Pilaf is a term liberally used to simply mean “grains cooked in broth.” There are usually onions, garlic, and spices involved, and the grains are often sautéed in butter or oil before being simmered in the liquid. This getaway-friendly version calls for dried spices instead of fresh, which you can combine in advance to save space in your bags and time in your cooking. Feel free, though, to add fresh diced onions, garlic, or other vegetables if you prefer. Toasting tips To toast sunflower seeds, in small saucepan or skillet, heat seeds over medium heat for about 5 minutes, stirring frequently, until browned and aromatic. Remove seeds immediately from the pan so they don’t burn. Many variations for ultimate flexibility Don’t be afraid of the long ingredient list. You can skip pretty much any of the spices––except the salt––or replace them with others that you have on hand, such as parsley, thyme, or paprika. You can also use white or tri-coloured quinoa instead of black; the dark colour gives the dish a more dramatic visual effect.

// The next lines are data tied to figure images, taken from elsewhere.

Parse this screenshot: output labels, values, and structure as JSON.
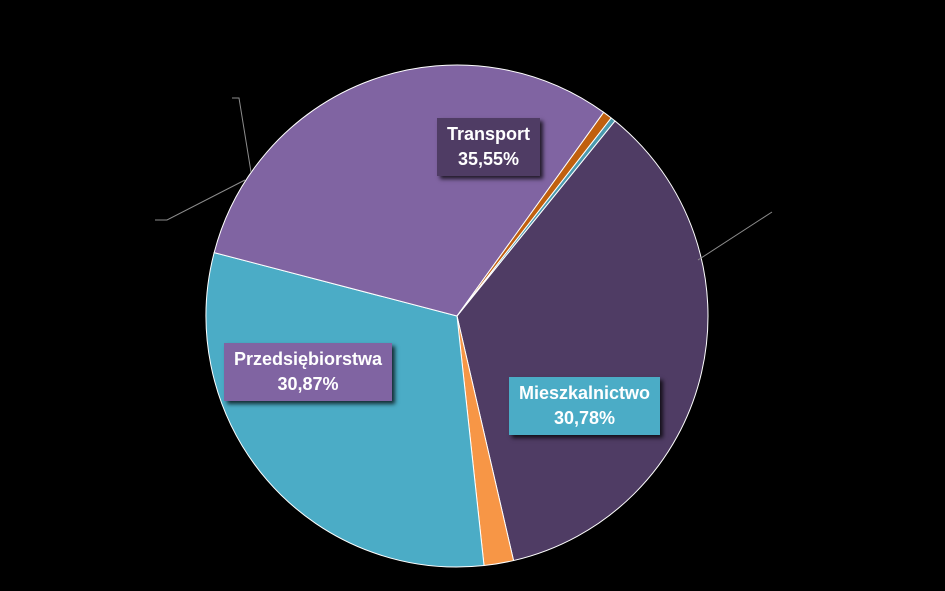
{
  "chart_data": {
    "type": "pie",
    "slices": [
      {
        "name": "Transport",
        "value": 35.55,
        "label": "35,55%",
        "color": "#4F3C64",
        "show_label": true
      },
      {
        "name": "",
        "value": 1.9,
        "label": "",
        "color": "#F79646",
        "show_label": false
      },
      {
        "name": "Mieszkalnictwo",
        "value": 30.78,
        "label": "30,78%",
        "color": "#4BACC6",
        "show_label": true
      },
      {
        "name": "Przedsiębiorstwa",
        "value": 30.87,
        "label": "30,87%",
        "color": "#8064A2",
        "show_label": true
      },
      {
        "name": "",
        "value": 0.6,
        "label": "",
        "color": "#C0600E",
        "show_label": false
      },
      {
        "name": "",
        "value": 0.3,
        "label": "",
        "color": "#4A9AAE",
        "show_label": false
      }
    ],
    "slice_border_color": "#FFFFFF",
    "label_fill_colors": {
      "Transport": "#4F3C64",
      "Mieszkalnictwo": "#4BACC6",
      "Przedsiębiorstwa": "#8064A2"
    },
    "legend": "none",
    "background": "#000000"
  }
}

This lightened-up version of the comforting Italian dish calls for wild mushrooms instead of heaps of cream, butter, and cheese. The mushrooms add a gourmet touch without extra weight for your holiday packing or your waistline. Whichever mushrooms and herbs you use, the trick to exceptional risotto is to stir slowly and continuously after each addition of broth, which helps release the starch and gives the dish its creamy nature, with or without cheese. Mushroom miscellany Look for dried chanterelles or morels, or blends that include more budget-friendly porcini or oyster mushrooms. Feel free to add fresh wild or cultivated mushrooms—even sliced button mushrooms are a toothsome treat, though fresh chanterelles would be wonderfully indulgent. Simply sauté them in olive oil, sprinkle them with salt and minced tarragon, cook gently for 5 to 8 minutes, until tender, and serve on top of risotto. Broth pointers Homemade vegetable or chicken broth is best since the broth is one of the strongest flavours in this dish, but you can also use commercial vegetable broth or quality bouillon cubes or powder. The soaking liquid of the dried mushrooms is essentially a quick mushroom broth, which reduces the amount of additional broth required. And, if you want to travel extra light, use dried herbs instead of fresh. If the rice isn’t tender after 20 minutes, increase the heat slightly. If you’re running out of broth, the heat is too high. But don’t worry, you can add a little extra water or wine to stretch the remaining broth if needed.